Patients with rheumatoid arthritis (RA) with a history of solid cancer were at no greater risk for cancer recurrence after tumor necrosis factor inhibitor (TNFi) treatment than similar patients not treated with TNFi, according to data from Swedish RA and cancer registries. However, the researchers caution that they are unable to rule out some risk completely
Pauline Raaschou, MD, Ph.D., and colleagues from the ARTIS Study Group reported the results of the nationwide population-based cohort study in an article published online August 14 in the Annals of Internal Medicine.
"Our findings suggest that TNFi treatment was not associated with an increased risk for cancer recurrence in patients with RA and a history of cancer compared with those who had a similar cancer history and were selected to receive other RA treatments. However, as suggested by the upper limit of the CI [confidence interval] for several risk estimates, a clinically meaningful risk cannot be completely ruled out."
Solomon said, "From the clinician's standpoint, it would be reasonable to conclude that TNFi treatment is not associated with increased risk for cancer recurrence in RA patients, based on this recent paper plus prior work. Clinicians and patients should not avoid these agents based on a prior history of cancer."
The ARTIS researchers used data from Swedish cancer and RA registries to investigate whether TNFi treatment in patients with RA is associated with increased risk for cancer recurrence.
They included patients with RA who began TNFi treatment between 2001 and 2015 and had previously been diagnosed with solid cancer. They matched these subjects with patients with RA with the same cancers who had not received any type of biologic.
The report included three matched groups of patients with RA and one unmatched group
Group A compared cancer recurrence rates for 467 patients with RA who began TNFi from 2001 to 2015 vs. recurrence in an individual matched cohort of 2164 patients with RA and similar cancers but no exposure to TNFi. With a mean follow-up of 5.3 years in the TNFi group and 4.3 in the unexposed group, the adjusted hazard ratio (HR) for first cancer recurrence was 1.06.
Group B compared cancer recurrence rates for 223 patients with cancer diagnosed in 2001 or later who started TNFi in 2001 or later vs. 1070 similar biologic-naive patients with RA. The adjusted HR for first cancer recurrence was 1.08 (95% CI, 0.65 – 1.80; 10% vs 7.3%).
Group C compared cancer recurrence rates for 138 TNFi-treated vs. 649 biologic-naive patients with RA, all with index cancers diagnosed from 2003 to 2015. The adjusted HR was 1.15 (95% CI, 0.53 – 2.47; 12% vs 6%).
The unmatched analysis included 3826 patients with RA with solid cancers diagnosed between 2001 and 2015 and no history of exposure to biologics. Of these, 178 patients began taking TNFi after they were included in the study, and their outcomes were compared with those who had not begun TNFi treatment.
Adjusted HR was 1.24 (95% CI, 0.74 – 2.07; 5% vs. 9%, respectively), and there were no associations of cancer recurrence either with time before starting TNFi or with time since cancer diagnosis.
A study limitation is that the patients who were prescribed TNFi during the time most clinical guidelines advised against that treatment might have had lower cancer recurrence risk because of other factors, such as more favorable tumor characteristics. They also had higher use of conventional DMARDs and prednisolone and a lower prevalence of heart failure, which the authors describe as "unexpected."

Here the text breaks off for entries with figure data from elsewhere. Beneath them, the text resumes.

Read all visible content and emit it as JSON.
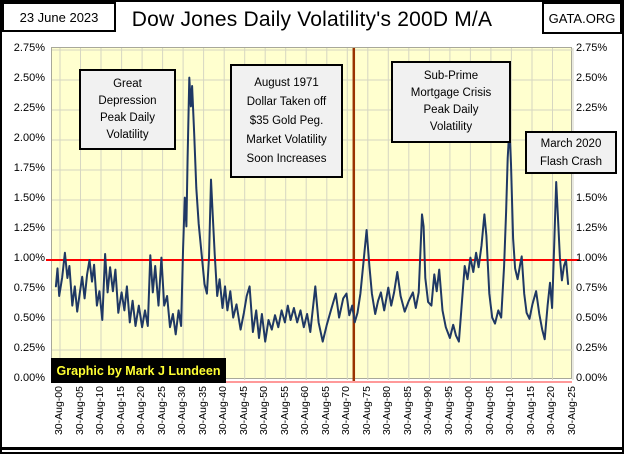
{
  "frame": {
    "date": "23 June 2023",
    "title": "Dow Jones Daily Volatility's 200D M/A",
    "site": "GATA.ORG"
  },
  "credit": "Graphic by Mark J Lundeen",
  "annotations": {
    "great_depression": "Great\nDepression\nPeak Daily\nVolatility",
    "august_1971": "August 1971\nDollar Taken off\n$35 Gold Peg.\nMarket Volatility\nSoon Increases",
    "subprime": "Sub-Prime\nMortgage Crisis\nPeak Daily\nVolatility",
    "march_2020": "March 2020\nFlash Crash"
  },
  "chart_data": {
    "type": "line",
    "title": "Dow Jones Daily Volatility's 200D M/A",
    "xlabel": "",
    "ylabel": "",
    "ylim": [
      0,
      2.75
    ],
    "y_tick_step": 0.25,
    "y_tick_labels": [
      "2.75%",
      "2.50%",
      "2.25%",
      "2.00%",
      "1.75%",
      "1.50%",
      "1.25%",
      "1.00%",
      "0.75%",
      "0.50%",
      "0.25%",
      "0.00%"
    ],
    "x_tick_years": [
      1900,
      1905,
      1910,
      1915,
      1920,
      1925,
      1930,
      1935,
      1940,
      1945,
      1950,
      1955,
      1960,
      1965,
      1970,
      1975,
      1980,
      1985,
      1990,
      1995,
      2000,
      2005,
      2010,
      2015,
      2020,
      2025
    ],
    "x_tick_labels": [
      "30-Aug-00",
      "30-Aug-05",
      "30-Aug-10",
      "30-Aug-15",
      "30-Aug-20",
      "30-Aug-25",
      "30-Aug-30",
      "30-Aug-35",
      "30-Aug-40",
      "30-Aug-45",
      "30-Aug-50",
      "30-Aug-55",
      "30-Aug-60",
      "30-Aug-65",
      "30-Aug-70",
      "30-Aug-75",
      "30-Aug-80",
      "30-Aug-85",
      "30-Aug-90",
      "30-Aug-95",
      "30-Aug-00",
      "30-Aug-05",
      "30-Aug-10",
      "30-Aug-15",
      "30-Aug-20",
      "30-Aug-25"
    ],
    "grid": true,
    "grid_color": "#D6D6C2",
    "plot_bg": "#FFFFCF",
    "ref_lines": {
      "horizontal": {
        "value": 1.0,
        "color": "#FF0000",
        "label": "1.00%"
      },
      "vertical": {
        "year": 1971.6,
        "color": "#993300",
        "label": "August 1971"
      }
    },
    "series": [
      {
        "name": "Dow Jones daily volatility 200-day moving average (%)",
        "color": "#1F3864",
        "points": [
          [
            1899.0,
            0.78
          ],
          [
            1899.4,
            0.93
          ],
          [
            1899.8,
            0.7
          ],
          [
            1900.5,
            0.85
          ],
          [
            1901.2,
            1.06
          ],
          [
            1901.8,
            0.85
          ],
          [
            1902.3,
            0.95
          ],
          [
            1903.0,
            0.62
          ],
          [
            1903.6,
            0.78
          ],
          [
            1904.2,
            0.57
          ],
          [
            1904.8,
            0.72
          ],
          [
            1905.4,
            0.86
          ],
          [
            1906.0,
            0.68
          ],
          [
            1906.6,
            0.88
          ],
          [
            1907.2,
            1.0
          ],
          [
            1907.8,
            0.82
          ],
          [
            1908.3,
            0.96
          ],
          [
            1909.0,
            0.62
          ],
          [
            1909.6,
            0.74
          ],
          [
            1910.3,
            0.5
          ],
          [
            1911.0,
            1.05
          ],
          [
            1911.6,
            0.73
          ],
          [
            1912.2,
            0.94
          ],
          [
            1912.9,
            0.74
          ],
          [
            1913.5,
            0.92
          ],
          [
            1914.2,
            0.56
          ],
          [
            1915.0,
            0.73
          ],
          [
            1915.7,
            0.58
          ],
          [
            1916.3,
            0.78
          ],
          [
            1917.0,
            0.48
          ],
          [
            1917.7,
            0.66
          ],
          [
            1918.4,
            0.45
          ],
          [
            1919.2,
            0.62
          ],
          [
            1920.0,
            0.44
          ],
          [
            1920.7,
            0.58
          ],
          [
            1921.4,
            0.45
          ],
          [
            1922.0,
            1.04
          ],
          [
            1922.6,
            0.73
          ],
          [
            1923.2,
            0.95
          ],
          [
            1924.0,
            0.62
          ],
          [
            1924.7,
            1.02
          ],
          [
            1925.4,
            0.62
          ],
          [
            1926.1,
            0.7
          ],
          [
            1926.8,
            0.44
          ],
          [
            1927.5,
            0.55
          ],
          [
            1928.2,
            0.38
          ],
          [
            1928.9,
            0.58
          ],
          [
            1929.5,
            0.45
          ],
          [
            1930.0,
            1.1
          ],
          [
            1930.4,
            1.52
          ],
          [
            1930.8,
            1.28
          ],
          [
            1931.1,
            1.85
          ],
          [
            1931.5,
            2.52
          ],
          [
            1931.9,
            2.28
          ],
          [
            1932.2,
            2.45
          ],
          [
            1932.7,
            2.05
          ],
          [
            1933.2,
            1.6
          ],
          [
            1933.8,
            1.3
          ],
          [
            1934.5,
            1.05
          ],
          [
            1935.2,
            0.8
          ],
          [
            1935.8,
            0.72
          ],
          [
            1936.3,
            1.02
          ],
          [
            1936.8,
            1.67
          ],
          [
            1937.2,
            1.38
          ],
          [
            1937.7,
            1.05
          ],
          [
            1938.3,
            0.7
          ],
          [
            1938.9,
            0.84
          ],
          [
            1939.6,
            0.6
          ],
          [
            1940.2,
            0.78
          ],
          [
            1940.8,
            0.58
          ],
          [
            1941.5,
            0.74
          ],
          [
            1942.2,
            0.52
          ],
          [
            1943.0,
            0.63
          ],
          [
            1944.0,
            0.42
          ],
          [
            1944.8,
            0.56
          ],
          [
            1945.5,
            0.7
          ],
          [
            1946.2,
            0.78
          ],
          [
            1947.0,
            0.4
          ],
          [
            1947.8,
            0.58
          ],
          [
            1948.5,
            0.35
          ],
          [
            1949.2,
            0.55
          ],
          [
            1950.0,
            0.32
          ],
          [
            1950.8,
            0.5
          ],
          [
            1951.6,
            0.42
          ],
          [
            1952.4,
            0.54
          ],
          [
            1953.2,
            0.44
          ],
          [
            1954.0,
            0.58
          ],
          [
            1954.8,
            0.48
          ],
          [
            1955.5,
            0.62
          ],
          [
            1956.2,
            0.5
          ],
          [
            1957.0,
            0.6
          ],
          [
            1957.8,
            0.48
          ],
          [
            1958.6,
            0.58
          ],
          [
            1959.4,
            0.44
          ],
          [
            1960.2,
            0.55
          ],
          [
            1961.0,
            0.4
          ],
          [
            1962.2,
            0.78
          ],
          [
            1963.0,
            0.48
          ],
          [
            1964.0,
            0.32
          ],
          [
            1965.0,
            0.46
          ],
          [
            1966.0,
            0.58
          ],
          [
            1967.2,
            0.72
          ],
          [
            1968.0,
            0.52
          ],
          [
            1969.0,
            0.68
          ],
          [
            1969.8,
            0.72
          ],
          [
            1970.5,
            0.54
          ],
          [
            1971.2,
            0.62
          ],
          [
            1971.8,
            0.48
          ],
          [
            1972.5,
            0.56
          ],
          [
            1973.2,
            0.72
          ],
          [
            1974.0,
            1.0
          ],
          [
            1974.7,
            1.25
          ],
          [
            1975.4,
            0.95
          ],
          [
            1976.0,
            0.72
          ],
          [
            1976.8,
            0.55
          ],
          [
            1977.5,
            0.66
          ],
          [
            1978.2,
            0.73
          ],
          [
            1979.0,
            0.58
          ],
          [
            1980.0,
            0.77
          ],
          [
            1980.7,
            0.62
          ],
          [
            1981.4,
            0.73
          ],
          [
            1982.2,
            0.9
          ],
          [
            1983.0,
            0.7
          ],
          [
            1984.0,
            0.57
          ],
          [
            1985.0,
            0.66
          ],
          [
            1986.0,
            0.73
          ],
          [
            1986.7,
            0.6
          ],
          [
            1987.4,
            0.73
          ],
          [
            1988.2,
            1.38
          ],
          [
            1988.6,
            1.28
          ],
          [
            1989.0,
            0.85
          ],
          [
            1989.7,
            0.65
          ],
          [
            1990.5,
            0.62
          ],
          [
            1991.2,
            0.88
          ],
          [
            1991.8,
            0.74
          ],
          [
            1992.4,
            0.92
          ],
          [
            1993.2,
            0.58
          ],
          [
            1994.0,
            0.44
          ],
          [
            1995.0,
            0.35
          ],
          [
            1995.8,
            0.46
          ],
          [
            1996.5,
            0.37
          ],
          [
            1997.2,
            0.32
          ],
          [
            1998.0,
            0.68
          ],
          [
            1998.6,
            0.95
          ],
          [
            1999.3,
            0.84
          ],
          [
            2000.0,
            1.02
          ],
          [
            2000.7,
            0.9
          ],
          [
            2001.4,
            1.06
          ],
          [
            2002.0,
            0.94
          ],
          [
            2002.7,
            1.12
          ],
          [
            2003.4,
            1.38
          ],
          [
            2003.9,
            1.2
          ],
          [
            2004.6,
            0.72
          ],
          [
            2005.3,
            0.52
          ],
          [
            2006.0,
            0.47
          ],
          [
            2006.8,
            0.58
          ],
          [
            2007.5,
            0.52
          ],
          [
            2008.2,
            0.95
          ],
          [
            2008.7,
            1.4
          ],
          [
            2009.1,
            1.85
          ],
          [
            2009.5,
            2.1
          ],
          [
            2009.9,
            1.8
          ],
          [
            2010.4,
            1.18
          ],
          [
            2010.9,
            0.93
          ],
          [
            2011.5,
            0.84
          ],
          [
            2012.1,
            0.96
          ],
          [
            2012.5,
            1.03
          ],
          [
            2013.1,
            0.72
          ],
          [
            2013.7,
            0.56
          ],
          [
            2014.4,
            0.51
          ],
          [
            2015.1,
            0.63
          ],
          [
            2016.0,
            0.74
          ],
          [
            2016.8,
            0.55
          ],
          [
            2017.5,
            0.42
          ],
          [
            2018.1,
            0.34
          ],
          [
            2018.8,
            0.62
          ],
          [
            2019.4,
            0.81
          ],
          [
            2019.9,
            0.6
          ],
          [
            2020.4,
            1.1
          ],
          [
            2020.9,
            1.65
          ],
          [
            2021.3,
            1.38
          ],
          [
            2021.8,
            1.02
          ],
          [
            2022.3,
            0.83
          ],
          [
            2022.8,
            0.95
          ],
          [
            2023.3,
            1.0
          ],
          [
            2023.8,
            0.8
          ]
        ]
      }
    ]
  }
}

The authors caution that their results might not be directly applicable to patients with ongoing cancer or recent cancer diagnosis, or to all cancer types, as the study included only solid cancers.
Solomon added, "The risk estimates have a 95% [CI] that includes a small increased risk. Thus, it is prudent to recognize the possibility that there may be a small increased risk."